Begitupun dengan Jasri yang mestinya harus lebih lincah dan tulus serta tidak terlalu reaktif shingga ada gebrakan-gebrakan
yang dapat dirasakan oleh masyarakat.
“Jika konflik ini tidak terselesaikan maka dapat dipastikan merugikan keduanya termasuk masyarakat, apalagi konflik ini lebih terkesan karena kepentingan mereka dan bukan pada kepentingan rakyat,”katanya
“Artinya masyarakat bisa berpikir begitu meningkat orang-orang yang digeser Wali Kota kemungkinan tidak mendukung pasangan ini saat Pilwako lalu, sementara sang Wakil terkesan ingin “memanfaatkan” kondisi ini untuk mendapat simpati dari pihak-pihak yang kecewa sama Wali Kota, padahal mungkin tidak benar-benar seperti itu,
Belum lagi, lanjut Helmi, Kepala Dinas PUPR, Risval yang sebelumnya sempat berada di ruang Jasri sebelum dicopot Tauhid. Artinya Risval kemungkinan sangat dekat dengan Jasri.
“Memang melihat dari perjalanan kedua tokoh ini akan terkesan kalau mereka rentan akan konflik, mengingat mereka memiliki perbedaan yang dalam, baik dari latar belakang sosial, budaya termasuk latar belakang pendidikan serta gaya komunikasi dimana sang Wali Kota cenderung gaya komumikasi linear atau mekanistis (obyktif) serta Wakil Wali Kota yang lebih menekankan gaya komunikasi subyektif sehingga konsep diri mereka begitu berbeda secara ekstrim,”pungkasnya
Ia bilang, belum lagi ada persaingan perebutan pengaruh di bawahan dan masyarakat untuk kepentingan 2024 nanti. Menurutnya tentu ini
tidak mudah untuk menyatukan kembali kedua tokoh ini kalau melihat tingkat konflik dan pernyataan-pernyataan terbuka yang terkuak di publik.
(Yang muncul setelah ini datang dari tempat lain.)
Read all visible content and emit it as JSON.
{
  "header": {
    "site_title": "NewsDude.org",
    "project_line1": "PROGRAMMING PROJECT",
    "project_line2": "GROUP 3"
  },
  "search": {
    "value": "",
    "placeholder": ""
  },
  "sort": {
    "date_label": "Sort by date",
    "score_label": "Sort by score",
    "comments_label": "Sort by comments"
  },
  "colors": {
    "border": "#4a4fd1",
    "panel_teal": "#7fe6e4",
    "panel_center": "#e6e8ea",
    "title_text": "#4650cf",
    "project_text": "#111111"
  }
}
“Tapi kalau mau tulus menyelesaikan pasti bisa dngan rela berkorban untuk kepentingan masyarakat ketimbang pribadi dan kelompoknya. Persoalan di Kota Ternate sudah sangat rumit dan kompleks, belum lagi isu-isu yang kurang enak belakangan ini cenderung memojokan posisi Wali Kota sehingga selain pemimpin cerdas butuh juga ketulusan dan kearifan dari pemimpin dengan memainkan jargon-jargon politik yang dapat menggerakan masyarakat untuk mendukung pemerintahan mereka, apalgi pemerintahan kedua orang ini cuma efektif kurang lebih tiga tahun,”katanya
Konflik ini, kata Helmi, menyadarkan tentang resistansi diantara pemimpin kita di Maluku Utara, mengingat gesekan terbuka ini juga terjadi di level Gubernur dan Wakil Gubernur yang beberapa waktu lalu menampilkan fenomena yang agak mirip.
“Semoga hal-hal seperti ini segera terselesaikan.”tandas Direktur Lembaga Strategi Komunikasi dan Politik (Leskompol) Maluku Utara itu.